For image-level domain adaptation on WHU-OPT-SAR, translating SAR or NIR into RGB before fine-tuning RGB-pretrained MaskFormer or DeepLabv3 improves segmentation. Reported values include MaskFormer on SAR, with mIoU 14.53→38.53 and mAcc 27.96→51.22, and on NIR, with mIoU 36.83→43.28 and mAcc 47.40→55.00; DeepLabv3 on SAR, with mIoU 28.49→33.58 and mAcc 37.46→43.45, and on NIR, with mIoU 35.17→39.04 and mAcc 46.99→50.92 (Yu et al., 19 May 2026). For zero-shot representation transfer on SEN12-MS, a lightweight classifier trained on scene tokens inferred by 8 transfers better across modalities than ResNet50 and DINOv3, with train RGB, test SAR accuracy 65.00% versus ResNet 18.57% and DINOv3 18.21%, train NIR, test SAR accuracy 65.00% versus ResNet 14.71% and DINOv3 20.57%, and average accuracy retention across modality transfer of 83.82% versus ResNet50 30.89% and DINOv3 38.03% (Yu et al., 19 May 2026).
Within the broader MetaEarth line, the 2024 "MetaEarth" model is a generative foundation model for global-scale optical remote sensing image generation based on a resolution-guided self-cascading diffusion framework, but it is explicitly optical-only and the paper states that it does not introduce an official multimodal variant called MetaEarth-MM (Yu et al., 2024). The 2026 MetaEarth-MM therefore represents a shift from multi-resolution optical generation toward unified multimodal generation centered on scene content (Yu et al., 19 May 2026, Yu et al., 2024).

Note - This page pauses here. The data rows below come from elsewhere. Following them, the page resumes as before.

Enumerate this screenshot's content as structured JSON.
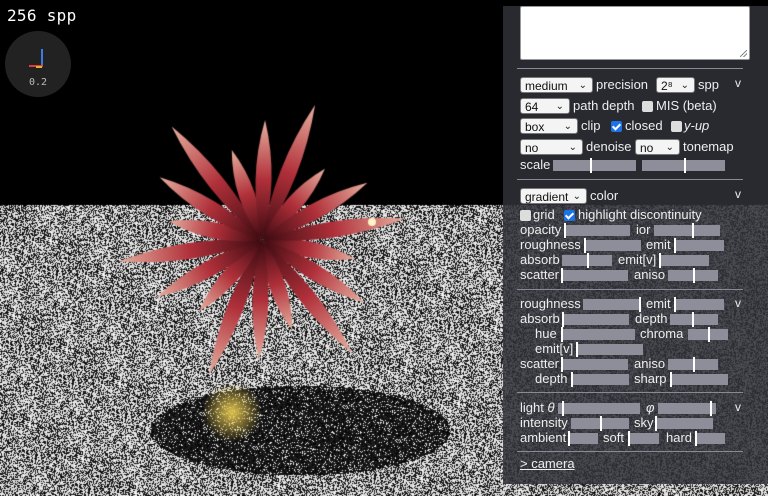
{
  "viewport": {
    "spp_label": "256 spp",
    "zoom": "0.2"
  },
  "render": {
    "precision": {
      "value": "medium",
      "label": "precision"
    },
    "spp": {
      "value": "2⁸",
      "label": "spp"
    },
    "path_depth": {
      "value": "64",
      "label": "path depth"
    },
    "mis": {
      "label": "MIS (beta)",
      "checked": false
    },
    "clip": {
      "value": "box",
      "label": "clip"
    },
    "closed": {
      "label": "closed",
      "checked": true
    },
    "y_up": {
      "label": "y-up",
      "checked": false
    },
    "denoise": {
      "value": "no",
      "label": "denoise"
    },
    "tonemap": {
      "value": "no",
      "label": "tonemap"
    },
    "scale": {
      "label": "scale",
      "levels": [
        0.45,
        0.5
      ]
    },
    "toggle": "v"
  },
  "surface": {
    "color": {
      "value": "gradient",
      "label": "color"
    },
    "grid": {
      "label": "grid",
      "checked": false
    },
    "highlight": {
      "label": "highlight discontinuity",
      "checked": true
    },
    "opacity": {
      "label": "opacity",
      "level": 0.0
    },
    "ior": {
      "label": "ior",
      "level": 0.58
    },
    "roughness": {
      "label": "roughness",
      "level": 0.0
    },
    "emit": {
      "label": "emit",
      "level": 0.0
    },
    "absorb": {
      "label": "absorb",
      "level": 0.5
    },
    "emitv": {
      "label": "emit[v]",
      "level": 0.0
    },
    "scatter": {
      "label": "scatter",
      "level": 0.0
    },
    "aniso": {
      "label": "aniso",
      "level": 0.5
    },
    "toggle": "v"
  },
  "volume": {
    "roughness": {
      "label": "roughness",
      "level": 1.0
    },
    "emit": {
      "label": "emit",
      "level": 0.0
    },
    "absorb": {
      "label": "absorb",
      "level": 0.0
    },
    "depth": {
      "label": "depth",
      "level": 0.45
    },
    "hue": {
      "label": "hue",
      "level": 0.0
    },
    "chroma": {
      "label": "chroma",
      "level": 0.5
    },
    "emitv": {
      "label": "emit[v]",
      "level": 0.0
    },
    "scatter": {
      "label": "scatter",
      "level": 0.0
    },
    "aniso": {
      "label": "aniso",
      "level": 0.5
    },
    "depth2": {
      "label": "depth",
      "level": 0.0
    },
    "sharp": {
      "label": "sharp",
      "level": 0.0
    },
    "toggle": "v"
  },
  "light": {
    "theta": {
      "label": "light",
      "symbol": "θ",
      "level": 0.05
    },
    "phi": {
      "label": "φ",
      "level": 0.9
    },
    "intensity": {
      "label": "intensity",
      "level": 0.5
    },
    "sky": {
      "label": "sky",
      "level": 0.0
    },
    "ambient": {
      "label": "ambient",
      "level": 0.0
    },
    "soft": {
      "label": "soft",
      "level": 0.0
    },
    "hard": {
      "label": "hard",
      "level": 0.0
    },
    "toggle": "v"
  },
  "camera_link": "> camera"
}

Several limitations are explicitly stated. SAR speckle and extreme backscatter conditions can still challenge structural fidelity; performance varies with resolution and sensor specifics; training is fixed to 9 patches; only five modalities are currently supported; EarthMM integrates datasets with varying licenses and curation; and ethical considerations include the risk that synthetic imagery for environmental monitoring could misinform stakeholders, as well as privacy concerns in urban scenes and the need to disclose synthetic provenance and uncertainty (Yu et al., 19 May 2026). These constraints delimit the model’s current scope and indicate that scaling to additional sensors, native resolutions, and more rigorous governance remains an open problem.
A potential misconception is that "MetaEarth-MM" is a stable, unambiguous name across domains. The record is more complex. The 2026 remote-sensing preprint defines MetaEarth-MM as a unified multimodal generative foundation model (Yu et al., 19 May 2026). By contrast, the 2024 MetaEarth paper explicitly states that no official multimodal variant called MetaEarth-MM is introduced there (Yu et al., 2024), while the same label appears in synthesized descriptions tied to mm/sub-mm transient astronomy and to a conceptual reframing of the VLMSA proposal for Earth-analog detection (Koljonen et al., 16 Dec 2025, Saito et al., 2011). In current scholarly usage, the official and technically specified referent is the remote-sensing model in (Yu et al., 19 May 2026).